Per-Tool Checklist
□ Clear description
What it does, what it returns
□ When to use
Specific triggers ("when customer
asks about order status")
□ When NOT to use
Explicit exclusions ("not for refunds")
□ Parameter descriptions
Format, examples, edge case handling
□ Missing parameter behavior
"Ask the user" not "guess"
□ Prerequisites
"Call X before calling this tool"
□ Safety guardrails
Confirmation for writes, limits,
escalation triggers
System-Level Checklist
□ System prompt with global rules
When to use tools vs answer directly
□ Tool disambiguation
No two tools with overlapping triggers
□ Workflow orchestration
Clear call order for multi-tool flows
□ Backend validation
Never trust model arguments blindly
□ Error handling
What should the model do when a tool
call fails? (Retry?
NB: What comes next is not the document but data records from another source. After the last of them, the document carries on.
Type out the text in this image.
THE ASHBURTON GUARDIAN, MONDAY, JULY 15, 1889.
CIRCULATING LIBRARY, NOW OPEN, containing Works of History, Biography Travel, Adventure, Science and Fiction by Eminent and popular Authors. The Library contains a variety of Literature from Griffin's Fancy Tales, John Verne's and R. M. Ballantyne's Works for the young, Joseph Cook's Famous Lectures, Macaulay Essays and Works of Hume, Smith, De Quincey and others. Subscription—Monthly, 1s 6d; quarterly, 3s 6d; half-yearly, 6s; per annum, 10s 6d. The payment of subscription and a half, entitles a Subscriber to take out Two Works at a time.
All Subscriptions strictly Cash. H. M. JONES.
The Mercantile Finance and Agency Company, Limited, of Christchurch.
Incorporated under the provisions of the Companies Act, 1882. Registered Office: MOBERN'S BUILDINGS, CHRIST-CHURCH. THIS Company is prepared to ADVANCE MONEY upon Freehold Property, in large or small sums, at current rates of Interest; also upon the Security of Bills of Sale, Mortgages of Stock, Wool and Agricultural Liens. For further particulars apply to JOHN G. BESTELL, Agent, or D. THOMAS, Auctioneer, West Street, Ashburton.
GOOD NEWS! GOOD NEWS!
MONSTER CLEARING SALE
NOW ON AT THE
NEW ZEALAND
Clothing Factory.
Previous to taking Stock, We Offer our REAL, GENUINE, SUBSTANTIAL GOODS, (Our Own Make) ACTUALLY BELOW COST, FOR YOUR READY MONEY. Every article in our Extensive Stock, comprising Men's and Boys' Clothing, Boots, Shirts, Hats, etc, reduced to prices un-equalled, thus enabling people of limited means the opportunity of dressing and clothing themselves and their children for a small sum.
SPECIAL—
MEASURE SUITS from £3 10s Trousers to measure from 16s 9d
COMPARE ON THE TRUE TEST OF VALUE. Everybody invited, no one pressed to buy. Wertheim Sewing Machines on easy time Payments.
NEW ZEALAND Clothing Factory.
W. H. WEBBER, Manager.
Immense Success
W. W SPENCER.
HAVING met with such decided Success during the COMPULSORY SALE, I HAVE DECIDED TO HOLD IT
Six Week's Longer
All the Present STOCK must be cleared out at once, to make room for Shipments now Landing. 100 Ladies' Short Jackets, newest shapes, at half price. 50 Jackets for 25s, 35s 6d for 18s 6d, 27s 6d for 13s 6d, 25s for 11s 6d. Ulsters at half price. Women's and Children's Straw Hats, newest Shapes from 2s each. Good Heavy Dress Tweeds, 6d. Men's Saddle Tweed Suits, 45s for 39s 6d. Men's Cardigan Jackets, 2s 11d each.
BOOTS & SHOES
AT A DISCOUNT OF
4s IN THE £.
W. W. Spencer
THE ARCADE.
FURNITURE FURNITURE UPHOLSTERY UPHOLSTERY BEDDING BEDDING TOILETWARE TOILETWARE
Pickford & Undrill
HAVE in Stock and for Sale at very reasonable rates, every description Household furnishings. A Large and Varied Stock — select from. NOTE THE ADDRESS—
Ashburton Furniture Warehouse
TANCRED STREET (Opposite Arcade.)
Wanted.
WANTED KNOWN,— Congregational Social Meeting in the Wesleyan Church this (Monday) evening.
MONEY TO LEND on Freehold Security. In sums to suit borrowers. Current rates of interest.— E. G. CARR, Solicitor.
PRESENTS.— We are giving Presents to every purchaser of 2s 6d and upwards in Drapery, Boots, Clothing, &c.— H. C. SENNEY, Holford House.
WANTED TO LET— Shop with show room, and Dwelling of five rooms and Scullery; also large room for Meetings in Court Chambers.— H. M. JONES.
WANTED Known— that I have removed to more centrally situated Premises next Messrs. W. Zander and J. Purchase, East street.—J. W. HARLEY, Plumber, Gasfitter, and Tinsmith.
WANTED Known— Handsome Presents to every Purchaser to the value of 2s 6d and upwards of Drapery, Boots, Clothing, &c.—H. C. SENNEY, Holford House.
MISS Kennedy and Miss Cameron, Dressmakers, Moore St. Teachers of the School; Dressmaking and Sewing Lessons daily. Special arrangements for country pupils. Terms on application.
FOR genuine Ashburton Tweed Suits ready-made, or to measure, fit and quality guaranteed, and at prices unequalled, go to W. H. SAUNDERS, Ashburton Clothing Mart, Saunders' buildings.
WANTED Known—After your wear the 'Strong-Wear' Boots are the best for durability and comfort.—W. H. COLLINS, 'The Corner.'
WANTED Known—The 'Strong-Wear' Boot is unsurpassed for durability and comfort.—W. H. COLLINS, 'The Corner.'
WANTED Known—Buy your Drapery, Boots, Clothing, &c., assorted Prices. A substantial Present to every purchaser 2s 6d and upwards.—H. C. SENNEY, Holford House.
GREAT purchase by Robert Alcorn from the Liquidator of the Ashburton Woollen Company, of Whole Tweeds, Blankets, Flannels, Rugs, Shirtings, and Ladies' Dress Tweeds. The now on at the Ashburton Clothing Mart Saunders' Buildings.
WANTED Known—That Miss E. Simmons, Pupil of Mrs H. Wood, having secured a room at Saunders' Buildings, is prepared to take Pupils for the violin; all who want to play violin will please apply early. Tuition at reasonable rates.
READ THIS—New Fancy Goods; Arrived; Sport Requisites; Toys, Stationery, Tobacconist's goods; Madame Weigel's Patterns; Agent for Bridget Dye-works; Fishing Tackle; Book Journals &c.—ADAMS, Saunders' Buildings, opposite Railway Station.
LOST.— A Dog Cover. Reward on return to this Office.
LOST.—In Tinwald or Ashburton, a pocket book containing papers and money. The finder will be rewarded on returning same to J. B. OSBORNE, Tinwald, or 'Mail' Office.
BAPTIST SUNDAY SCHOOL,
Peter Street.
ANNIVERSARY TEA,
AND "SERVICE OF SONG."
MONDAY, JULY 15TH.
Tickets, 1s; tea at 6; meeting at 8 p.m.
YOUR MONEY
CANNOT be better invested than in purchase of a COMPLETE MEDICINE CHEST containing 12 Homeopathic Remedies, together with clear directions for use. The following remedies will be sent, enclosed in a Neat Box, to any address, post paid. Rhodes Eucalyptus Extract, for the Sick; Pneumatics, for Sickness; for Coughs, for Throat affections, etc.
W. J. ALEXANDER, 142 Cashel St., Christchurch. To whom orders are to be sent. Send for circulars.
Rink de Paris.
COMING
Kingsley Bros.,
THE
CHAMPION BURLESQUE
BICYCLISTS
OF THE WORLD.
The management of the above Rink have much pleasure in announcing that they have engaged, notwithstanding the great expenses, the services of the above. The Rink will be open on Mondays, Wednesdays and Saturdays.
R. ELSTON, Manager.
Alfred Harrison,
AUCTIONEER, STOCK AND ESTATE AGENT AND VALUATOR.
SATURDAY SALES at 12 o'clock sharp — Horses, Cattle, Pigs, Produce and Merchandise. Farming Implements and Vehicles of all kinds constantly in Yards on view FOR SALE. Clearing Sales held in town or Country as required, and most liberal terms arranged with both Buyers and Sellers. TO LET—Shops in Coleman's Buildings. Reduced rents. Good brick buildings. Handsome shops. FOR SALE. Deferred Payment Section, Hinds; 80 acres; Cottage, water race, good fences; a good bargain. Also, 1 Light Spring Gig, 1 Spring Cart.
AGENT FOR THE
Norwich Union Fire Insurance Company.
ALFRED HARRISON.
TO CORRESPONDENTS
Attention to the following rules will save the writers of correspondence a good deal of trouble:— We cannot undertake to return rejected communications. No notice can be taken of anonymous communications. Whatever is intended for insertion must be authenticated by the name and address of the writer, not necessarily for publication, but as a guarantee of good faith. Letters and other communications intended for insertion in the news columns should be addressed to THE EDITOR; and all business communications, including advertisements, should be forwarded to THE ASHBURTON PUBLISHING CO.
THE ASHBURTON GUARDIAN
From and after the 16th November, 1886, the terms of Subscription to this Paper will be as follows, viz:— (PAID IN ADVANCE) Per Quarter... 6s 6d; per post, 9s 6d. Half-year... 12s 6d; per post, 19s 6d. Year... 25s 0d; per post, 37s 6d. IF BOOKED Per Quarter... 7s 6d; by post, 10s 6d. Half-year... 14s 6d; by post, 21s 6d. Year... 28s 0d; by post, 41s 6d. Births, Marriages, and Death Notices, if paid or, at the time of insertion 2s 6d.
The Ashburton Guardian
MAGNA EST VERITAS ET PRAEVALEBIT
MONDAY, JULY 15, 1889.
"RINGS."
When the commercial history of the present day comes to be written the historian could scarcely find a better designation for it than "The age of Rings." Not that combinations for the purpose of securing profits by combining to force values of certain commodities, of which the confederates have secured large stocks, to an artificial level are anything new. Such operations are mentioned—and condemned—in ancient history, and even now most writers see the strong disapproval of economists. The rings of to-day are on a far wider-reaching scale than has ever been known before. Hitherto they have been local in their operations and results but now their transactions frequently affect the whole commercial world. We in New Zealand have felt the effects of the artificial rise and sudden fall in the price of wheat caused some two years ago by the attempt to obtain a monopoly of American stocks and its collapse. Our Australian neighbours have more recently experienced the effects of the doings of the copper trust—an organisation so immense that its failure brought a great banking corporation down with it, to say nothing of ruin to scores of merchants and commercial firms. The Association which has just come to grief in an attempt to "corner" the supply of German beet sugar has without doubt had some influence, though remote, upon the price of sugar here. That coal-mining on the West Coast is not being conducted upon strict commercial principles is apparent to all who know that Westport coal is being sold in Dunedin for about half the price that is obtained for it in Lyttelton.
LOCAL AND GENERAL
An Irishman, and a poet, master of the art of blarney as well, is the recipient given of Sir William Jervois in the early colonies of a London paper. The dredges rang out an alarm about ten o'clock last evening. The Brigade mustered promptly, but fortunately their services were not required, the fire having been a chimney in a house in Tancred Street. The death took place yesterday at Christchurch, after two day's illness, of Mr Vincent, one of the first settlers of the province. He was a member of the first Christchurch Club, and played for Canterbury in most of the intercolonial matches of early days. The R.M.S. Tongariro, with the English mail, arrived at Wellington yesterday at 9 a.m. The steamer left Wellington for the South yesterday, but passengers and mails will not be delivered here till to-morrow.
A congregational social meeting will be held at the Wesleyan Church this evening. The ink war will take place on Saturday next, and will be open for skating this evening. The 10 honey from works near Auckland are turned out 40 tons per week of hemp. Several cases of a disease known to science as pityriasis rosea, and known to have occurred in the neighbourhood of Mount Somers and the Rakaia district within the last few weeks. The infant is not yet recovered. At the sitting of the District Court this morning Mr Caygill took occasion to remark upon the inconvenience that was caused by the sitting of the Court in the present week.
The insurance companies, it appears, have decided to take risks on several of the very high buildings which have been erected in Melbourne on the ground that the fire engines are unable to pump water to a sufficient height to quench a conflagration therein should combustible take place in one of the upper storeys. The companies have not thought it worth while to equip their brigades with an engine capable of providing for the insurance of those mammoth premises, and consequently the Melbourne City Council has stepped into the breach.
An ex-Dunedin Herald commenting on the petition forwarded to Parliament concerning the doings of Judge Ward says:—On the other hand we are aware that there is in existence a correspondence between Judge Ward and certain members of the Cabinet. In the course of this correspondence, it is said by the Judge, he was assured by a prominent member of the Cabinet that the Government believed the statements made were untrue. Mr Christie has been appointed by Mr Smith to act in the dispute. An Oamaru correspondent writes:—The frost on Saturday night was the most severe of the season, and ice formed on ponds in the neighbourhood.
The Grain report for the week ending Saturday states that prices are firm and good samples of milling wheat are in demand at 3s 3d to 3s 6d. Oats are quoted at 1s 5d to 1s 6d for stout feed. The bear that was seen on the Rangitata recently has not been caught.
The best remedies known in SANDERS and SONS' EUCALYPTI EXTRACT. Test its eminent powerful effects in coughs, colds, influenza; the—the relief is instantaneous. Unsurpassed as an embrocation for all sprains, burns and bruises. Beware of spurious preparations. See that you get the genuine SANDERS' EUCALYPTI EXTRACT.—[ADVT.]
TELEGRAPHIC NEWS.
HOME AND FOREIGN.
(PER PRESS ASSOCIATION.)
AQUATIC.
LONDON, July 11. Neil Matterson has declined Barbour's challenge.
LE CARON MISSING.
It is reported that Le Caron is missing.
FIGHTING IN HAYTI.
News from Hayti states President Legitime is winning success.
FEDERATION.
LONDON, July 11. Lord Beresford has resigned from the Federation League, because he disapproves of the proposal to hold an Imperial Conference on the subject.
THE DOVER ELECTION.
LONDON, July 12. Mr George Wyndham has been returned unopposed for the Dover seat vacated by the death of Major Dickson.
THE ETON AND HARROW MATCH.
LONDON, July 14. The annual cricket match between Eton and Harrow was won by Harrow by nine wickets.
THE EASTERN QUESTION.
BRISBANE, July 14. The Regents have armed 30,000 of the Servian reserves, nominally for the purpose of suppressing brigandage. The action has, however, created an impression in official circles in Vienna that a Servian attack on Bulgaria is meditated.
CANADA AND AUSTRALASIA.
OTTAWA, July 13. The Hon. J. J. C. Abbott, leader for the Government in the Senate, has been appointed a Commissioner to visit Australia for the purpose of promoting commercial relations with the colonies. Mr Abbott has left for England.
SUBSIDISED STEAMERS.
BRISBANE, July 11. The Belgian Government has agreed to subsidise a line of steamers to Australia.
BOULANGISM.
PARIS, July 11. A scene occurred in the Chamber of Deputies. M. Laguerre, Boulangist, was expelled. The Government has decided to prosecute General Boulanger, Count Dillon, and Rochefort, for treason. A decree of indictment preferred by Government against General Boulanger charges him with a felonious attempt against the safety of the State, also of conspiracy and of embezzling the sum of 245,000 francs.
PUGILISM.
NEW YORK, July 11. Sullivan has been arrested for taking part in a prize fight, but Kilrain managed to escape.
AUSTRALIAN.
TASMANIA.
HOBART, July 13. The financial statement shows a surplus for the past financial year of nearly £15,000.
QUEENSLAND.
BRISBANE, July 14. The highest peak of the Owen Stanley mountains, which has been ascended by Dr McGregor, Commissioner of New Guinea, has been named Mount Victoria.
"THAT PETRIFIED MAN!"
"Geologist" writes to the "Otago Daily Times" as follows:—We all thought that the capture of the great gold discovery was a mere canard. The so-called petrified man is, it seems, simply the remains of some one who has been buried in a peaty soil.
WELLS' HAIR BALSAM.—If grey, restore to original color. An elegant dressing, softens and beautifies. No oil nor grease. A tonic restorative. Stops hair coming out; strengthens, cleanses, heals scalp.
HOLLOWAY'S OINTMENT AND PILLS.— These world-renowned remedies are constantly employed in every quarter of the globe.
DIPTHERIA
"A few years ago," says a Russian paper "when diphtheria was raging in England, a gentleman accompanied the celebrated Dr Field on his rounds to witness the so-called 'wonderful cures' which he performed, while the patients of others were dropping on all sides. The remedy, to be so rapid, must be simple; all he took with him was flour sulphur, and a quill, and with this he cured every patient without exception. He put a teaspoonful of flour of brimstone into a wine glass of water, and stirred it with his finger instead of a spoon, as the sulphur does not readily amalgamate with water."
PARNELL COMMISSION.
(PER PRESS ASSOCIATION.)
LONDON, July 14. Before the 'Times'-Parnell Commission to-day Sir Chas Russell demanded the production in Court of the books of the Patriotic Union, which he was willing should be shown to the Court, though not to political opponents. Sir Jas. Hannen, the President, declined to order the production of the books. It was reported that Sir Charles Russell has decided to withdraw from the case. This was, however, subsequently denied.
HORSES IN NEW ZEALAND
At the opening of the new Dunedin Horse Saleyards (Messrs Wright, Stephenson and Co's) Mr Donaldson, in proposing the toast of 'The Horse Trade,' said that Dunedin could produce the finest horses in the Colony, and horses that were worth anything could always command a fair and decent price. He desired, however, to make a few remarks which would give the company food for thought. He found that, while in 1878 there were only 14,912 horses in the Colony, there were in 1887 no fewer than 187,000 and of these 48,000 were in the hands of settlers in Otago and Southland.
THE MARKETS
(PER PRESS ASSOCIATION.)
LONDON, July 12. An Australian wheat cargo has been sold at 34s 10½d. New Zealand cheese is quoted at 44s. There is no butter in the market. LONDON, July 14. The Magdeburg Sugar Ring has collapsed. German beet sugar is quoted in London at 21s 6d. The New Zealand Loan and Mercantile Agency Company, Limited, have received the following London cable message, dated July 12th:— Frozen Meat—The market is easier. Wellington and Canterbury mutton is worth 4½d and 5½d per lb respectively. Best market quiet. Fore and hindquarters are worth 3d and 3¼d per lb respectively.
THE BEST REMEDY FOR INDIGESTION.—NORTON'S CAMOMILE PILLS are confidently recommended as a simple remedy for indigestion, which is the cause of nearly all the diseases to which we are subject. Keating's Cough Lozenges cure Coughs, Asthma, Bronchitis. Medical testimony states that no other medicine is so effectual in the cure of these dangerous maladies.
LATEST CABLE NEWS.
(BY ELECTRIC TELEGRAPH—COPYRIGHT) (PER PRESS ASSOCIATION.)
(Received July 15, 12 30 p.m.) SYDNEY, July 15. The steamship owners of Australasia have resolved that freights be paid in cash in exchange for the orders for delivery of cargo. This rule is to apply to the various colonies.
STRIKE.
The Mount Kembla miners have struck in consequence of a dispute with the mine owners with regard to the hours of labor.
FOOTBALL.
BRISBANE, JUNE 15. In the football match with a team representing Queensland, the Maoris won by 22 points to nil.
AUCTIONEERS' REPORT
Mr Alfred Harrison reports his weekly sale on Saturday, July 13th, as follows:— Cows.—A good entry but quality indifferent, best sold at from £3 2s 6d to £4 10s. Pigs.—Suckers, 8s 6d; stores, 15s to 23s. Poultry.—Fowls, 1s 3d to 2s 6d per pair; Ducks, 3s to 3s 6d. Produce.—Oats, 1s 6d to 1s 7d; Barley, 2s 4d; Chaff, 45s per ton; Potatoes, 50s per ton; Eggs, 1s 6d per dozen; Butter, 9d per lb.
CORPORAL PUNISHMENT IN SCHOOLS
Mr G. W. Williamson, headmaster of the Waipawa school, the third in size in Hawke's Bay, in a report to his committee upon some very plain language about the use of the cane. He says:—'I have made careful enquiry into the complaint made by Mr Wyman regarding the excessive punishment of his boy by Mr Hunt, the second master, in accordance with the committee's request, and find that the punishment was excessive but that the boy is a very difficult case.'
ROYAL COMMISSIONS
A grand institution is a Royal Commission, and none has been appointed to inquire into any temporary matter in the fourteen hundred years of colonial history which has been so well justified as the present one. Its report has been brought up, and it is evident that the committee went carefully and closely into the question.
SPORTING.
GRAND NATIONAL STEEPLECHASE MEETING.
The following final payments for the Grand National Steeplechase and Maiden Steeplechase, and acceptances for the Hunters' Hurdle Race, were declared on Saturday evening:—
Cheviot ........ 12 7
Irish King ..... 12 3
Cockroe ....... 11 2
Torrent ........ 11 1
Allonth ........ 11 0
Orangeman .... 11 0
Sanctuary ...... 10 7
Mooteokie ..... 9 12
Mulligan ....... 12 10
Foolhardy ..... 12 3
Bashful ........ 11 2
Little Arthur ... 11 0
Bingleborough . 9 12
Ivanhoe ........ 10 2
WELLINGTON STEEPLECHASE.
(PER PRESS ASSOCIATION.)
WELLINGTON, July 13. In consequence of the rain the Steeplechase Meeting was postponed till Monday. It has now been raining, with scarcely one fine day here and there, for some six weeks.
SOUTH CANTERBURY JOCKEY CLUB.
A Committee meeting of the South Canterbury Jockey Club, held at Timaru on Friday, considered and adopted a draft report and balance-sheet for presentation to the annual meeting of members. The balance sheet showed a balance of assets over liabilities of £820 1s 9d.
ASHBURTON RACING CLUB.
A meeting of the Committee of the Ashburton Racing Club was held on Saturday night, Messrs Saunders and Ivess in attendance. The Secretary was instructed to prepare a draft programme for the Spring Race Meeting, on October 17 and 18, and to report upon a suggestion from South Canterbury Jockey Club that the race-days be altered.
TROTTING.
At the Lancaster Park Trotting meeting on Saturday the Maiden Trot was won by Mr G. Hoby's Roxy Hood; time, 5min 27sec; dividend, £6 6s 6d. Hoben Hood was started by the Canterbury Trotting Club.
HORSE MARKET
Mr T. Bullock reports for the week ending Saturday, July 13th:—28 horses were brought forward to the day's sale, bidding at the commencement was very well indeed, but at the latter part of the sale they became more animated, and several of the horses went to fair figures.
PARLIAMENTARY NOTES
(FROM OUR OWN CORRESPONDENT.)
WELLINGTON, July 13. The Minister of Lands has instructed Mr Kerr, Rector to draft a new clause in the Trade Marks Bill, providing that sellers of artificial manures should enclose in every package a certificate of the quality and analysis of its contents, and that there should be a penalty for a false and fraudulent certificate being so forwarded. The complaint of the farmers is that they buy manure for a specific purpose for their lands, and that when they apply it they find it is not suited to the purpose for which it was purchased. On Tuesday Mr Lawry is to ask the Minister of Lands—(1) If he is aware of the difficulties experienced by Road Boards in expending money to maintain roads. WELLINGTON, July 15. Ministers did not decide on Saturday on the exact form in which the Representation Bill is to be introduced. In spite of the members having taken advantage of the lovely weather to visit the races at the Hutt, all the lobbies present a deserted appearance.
Tell user? Escalate?)
□ Testing
Test each tool with: correct use,
wrong tool, missing params, edge cases
Key insight: Tool use is where prompt engineering becomes agent engineering. The same principles apply — be specific, give examples, set constraints — but the stakes are higher because tools have real-world side effects. A bad text response is annoying; a bad tool call can refund money, delete data, or send emails. Invest in tool descriptions like you invest in production code.